CLE's loader is implemented in the Loader class. There are several backends that can be used to load a single file:

  • ELF, as its name says, loads ELF binaries. ELF files loaded this way are statically parsed using PyElfTools.

  • PE is a backend to load Microsoft's Portable Executable format, effectively Windows binaries. It uses the (optional) pefile module.

  • Mach-O is a backend to load, you guessed it, Mach-O binaries. It is subject to several limitations, which you can read about in the readme in the macho directory

  • Blob is a backend to load unknown data. It requires that you specify the architecture it would be run on, in the form of a class from ArchInfo.

Which backend you use can be specified as an argument to Loader.
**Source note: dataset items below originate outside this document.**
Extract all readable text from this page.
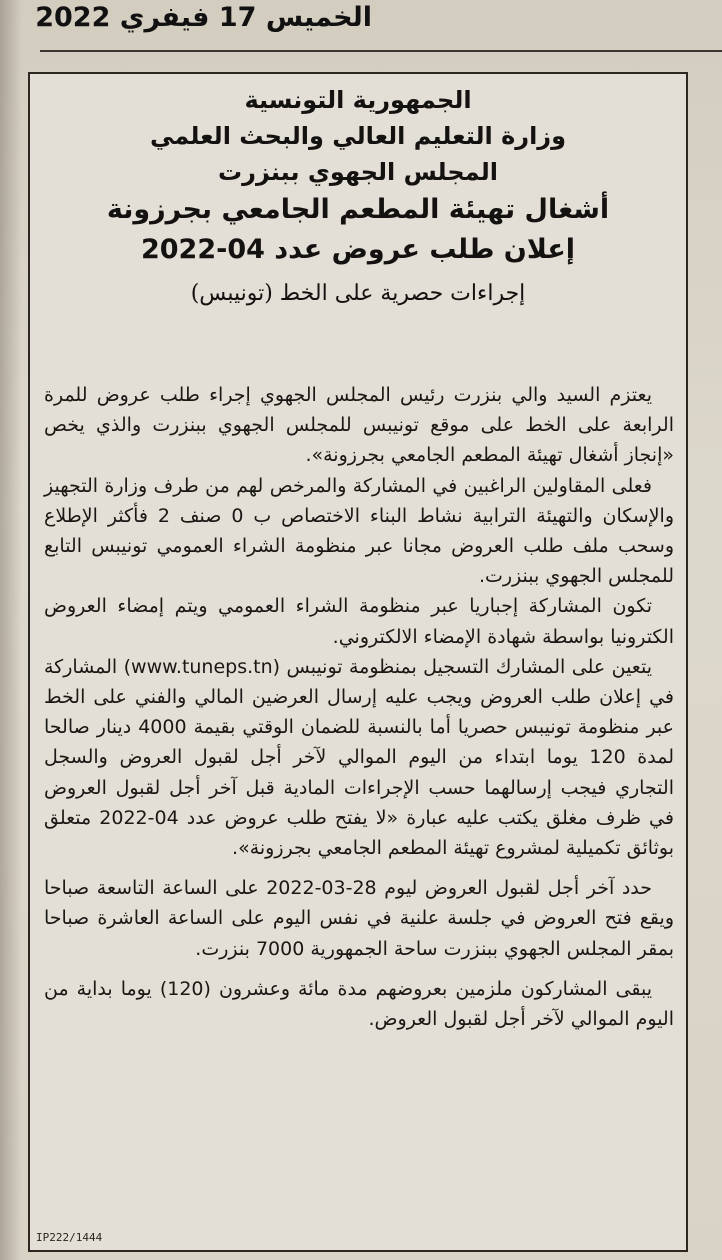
الخميس 17 فيفري 2022
الجمهورية التونسية
وزارة التعليم العالي والبحث العلمي
المجلس الجهوي ببنزرت
أشغال تهيئة المطعم الجامعي بجرزونة
إعلان طلب عروض عدد 04-2022
إجراءات حصرية على الخط (تونيبس)

يعتزم السيد والي بنزرت رئيس المجلس الجهوي إجراء طلب عروض للمرة الرابعة على الخط على موقع تونيبس للمجلس الجهوي ببنزرت والذي يخص «إنجاز أشغال تهيئة المطعم الجامعي بجرزونة».

فعلى المقاولين الراغبين في المشاركة والمرخص لهم من طرف وزارة التجهيز والإسكان والتهيئة الترابية نشاط البناء الاختصاص ب 0 صنف 2 فأكثر الإطلاع وسحب ملف طلب العروض مجانا عبر منظومة الشراء العمومي تونيبس التابع للمجلس الجهوي ببنزرت.

تكون المشاركة إجباريا عبر منظومة الشراء العمومي ويتم إمضاء العروض الكترونيا بواسطة شهادة الإمضاء الالكتروني.

يتعين على المشارك التسجيل بمنظومة تونيبس (www.tuneps.tn) المشاركة في إعلان طلب العروض ويجب عليه إرسال العرضين المالي والفني على الخط عبر منظومة تونيبس حصريا أما بالنسبة للضمان الوقتي بقيمة 4000 دينار صالحا لمدة 120 يوما ابتداء من اليوم الموالي لآخر أجل لقبول العروض والسجل التجاري فيجب إرسالهما حسب الإجراءات المادية قبل آخر أجل لقبول العروض في ظرف مغلق يكتب عليه عبارة «لا يفتح طلب عروض عدد 04-2022 متعلق بوثائق تكميلية لمشروع تهيئة المطعم الجامعي بجرزونة».

حدد آخر أجل لقبول العروض ليوم 28-03-2022 على الساعة التاسعة صباحا ويقع فتح العروض في جلسة علنية في نفس اليوم على الساعة العاشرة صباحا بمقر المجلس الجهوي ببنزرت ساحة الجمهورية 7000 بنزرت.

يبقى المشاركون ملزمين بعروضهم مدة مائة وعشرون (120) يوما بداية من اليوم الموالي لآخر أجل لقبول العروض.

IP222/1444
If left unspecified, the loader will pick a reasonable default.

Finding shared libraries

  • If the auto_load_libs option is set to False, the Loader will not automatically load libraries requested by loaded objects. Otherwise...
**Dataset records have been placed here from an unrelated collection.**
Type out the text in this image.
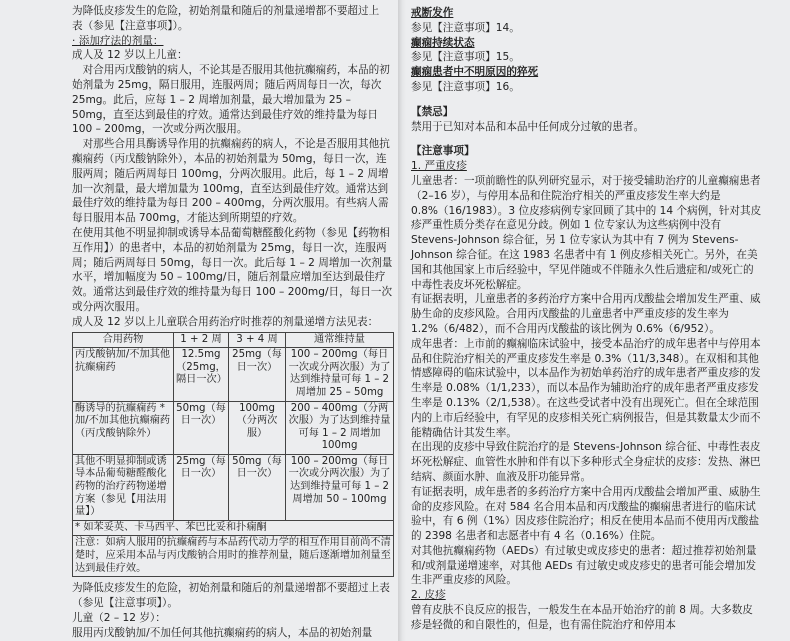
为降低皮疹发生的危险，初始剂量和随后的剂量递增都不要超过上

表（参见【注意事项】）。

· 添加疗法的剂量：

成人及 12 岁以上儿童：

对合用丙戊酸钠的病人，不论其是否服用其他抗癫痫药，本品的初始剂量为 25mg，隔日服用，连服两周；随后两周每日一次，每次 25mg。此后，应每 1 – 2 周增加剂量，最大增加量为 25 – 50mg，直至达到最佳的疗效。通常达到最佳疗效的维持量为每日 100 – 200mg，一次或分两次服用。

对那些合用具酶诱导作用的抗癫痫药的病人，不论是否服用其他抗癫痫药（丙戊酸钠除外），本品的初始剂量为 50mg，每日一次，连服两周；随后两周每日 100mg，分两次服用。此后，每 1 – 2 周增加一次剂量，最大增加量为 100mg，直至达到最佳疗效。通常达到最佳疗效的维持量为每日 200 – 400mg，分两次服用。有些病人需每日服用本品 700mg，才能达到所期望的疗效。

在使用其他不明显抑制或诱导本品葡萄糖醛酸化药物（参见【药物相互作用】）的患者中，本品的初始剂量为 25mg，每日一次，连服两周；随后两周每日 50mg，每日一次。此后每 1 – 2 周增加一次剂量水平，增加幅度为 50 – 100mg/日，随后剂量应增加至达到最佳疗效。通常达到最佳疗效的维持量为每日 100 – 200mg/日，每日一次或分两次服用。

成人及 12 岁以上儿童联合用药治疗时推荐的剂量递增方法见表：

合用药物	1 + 2 周	3 + 4 周	通常维持量
丙戊酸钠加/不加其他抗癫痫药	12.5mg（25mg，隔日一次）	25mg（每日一次）	100 – 200mg（每日一次或分两次服）为了达到维持量可每 1 – 2 周增加 25 – 50mg
酶诱导的抗癫痫药 * 加/不加其他抗癫痫药（丙戊酸钠除外）	50mg（每日一次）	100mg（分两次服）	200 – 400mg（分两次服）为了达到维持量可每 1 – 2 周增加 100mg
其他不明显抑制或诱导本品葡萄糖醛酸化药物的治疗药物递增方案（参见【用法用量】）	25mg（每日一次）	50mg（每日一次）	100 – 200mg（每日一次或分两次服）为了达到维持量可每 1 – 2 周增加 50 – 100mg
* 如苯妥英、卡马西平、苯巴比妥和扑痫酮			
注意：如病人服用的抗癫痫药与本品药代动力学的相互作用目前尚不清楚时，应采用本品与丙戊酸钠合用时的推荐剂量，随后逐渐增加剂量至达到最佳疗效。			

为降低皮疹发生的危险，初始剂量和随后的剂量递增都不要超过上表（参见【注意事项】）。

儿童（2 – 12 岁）：

服用丙戊酸钠加/不加任何其他抗癫痫药的病人，本品的初始剂量

戒断发作

参见【注意事项】14。

癫痫持续状态

参见【注意事项】15。

癫痫患者中不明原因的猝死

参见【注意事项】16。

【禁忌】

禁用于已知对本品和本品中任何成分过敏的患者。

【注意事项】

1. 严重皮疹

儿童患者：一项前瞻性的队列研究显示，对于接受辅助治疗的儿童癫痫患者（2–16 岁），与停用本品和住院治疗相关的严重皮疹发生率大约是 0.8%（16/1983）。3 位皮疹病例专家回顾了其中的 14 个病例，针对其皮疹严重性质分类存在意见分歧。例如 1 位专家认为这些病例中没有 Stevens-Johnson 综合征，另 1 位专家认为其中有 7 例为 Stevens-Johnson 综合征。在这 1983 名患者中有 1 例皮疹相关死亡。另外，在美国和其他国家上市后经验中，罕见伴随或不伴随永久性后遗症和/或死亡的中毒性表皮坏死松解症。

有证据表明，儿童患者的多药治疗方案中合用丙戊酸盐会增加发生严重、威胁生命的皮疹风险。合用丙戊酸盐的儿童患者中严重皮疹的发生率为 1.2%（6/482），而不合用丙戊酸盐的该比例为 0.6%（6/952）。

成年患者：上市前的癫痫临床试验中，接受本品治疗的成年患者中与停用本品和住院治疗相关的严重皮疹发生率是 0.3%（11/3,348）。在双相和其他情感障碍的临床试验中，以本品作为初始单药治疗的成年患者严重皮疹的发生率是 0.08%（1/1,233），而以本品作为辅助治疗的成年患者严重皮疹发生率是 0.13%（2/1,538）。在这些受试者中没有出现死亡。但在全球范围内的上市后经验中，有罕见的皮疹相关死亡病例报告，但是其数量太少而不能精确估计其发生率。

在出现的皮疹中导致住院治疗的是 Stevens-Johnson 综合征、中毒性表皮坏死松解症、血管性水肿和伴有以下多种形式全身症状的皮疹：发热、淋巴结病、颜面水肿、血液及肝功能异常。

有证据表明，成年患者的多药治疗方案中合用丙戊酸盐会增加严重、威胁生命的皮疹风险。在对 584 名合用本品和丙戊酸盐的癫痫患者进行的临床试验中，有 6 例（1%）因皮疹住院治疗；相反在使用本品而不使用丙戊酸盐的 2398 名患者和志愿者中有 4 名（0.16%）住院。

对其他抗癫痫药物（AEDs）有过敏史或皮疹史的患者：超过推荐初始剂量和/或剂量递增速率，对其他 AEDs 有过敏史或皮疹史的患者可能会增加发生非严重皮疹的风险。

2. 皮疹

曾有皮肤不良反应的报告，一般发生在本品开始治疗的前 8 周。大多数皮疹是轻微的和自限性的，但是，也有需住院治疗和停用本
  • The loader determines which shared objects are needed when loading binaries, and searches for them in the following order:

    • in the current working directory
    • in folders specified in the ld_path option
    • in the same folder as the main binary
    • in the system (in the corresponding library path for the architecture of the binary, e.g., /usr/arm-linux-gnueabi/lib for ARM, note that you need to install cross libraries for this, e.g., libc6-powerpc-cross on Debian - needs emdebian repos)
    • in the system, but with mismatched version numbers from what is specified as a dependency, if the ignore_import_version_numbers option is True
  • If no binary is found with the correct architecture, the loader raises an exception if except_missing_libs option is True. Otherwise it simply leaves the dependencies unresolved.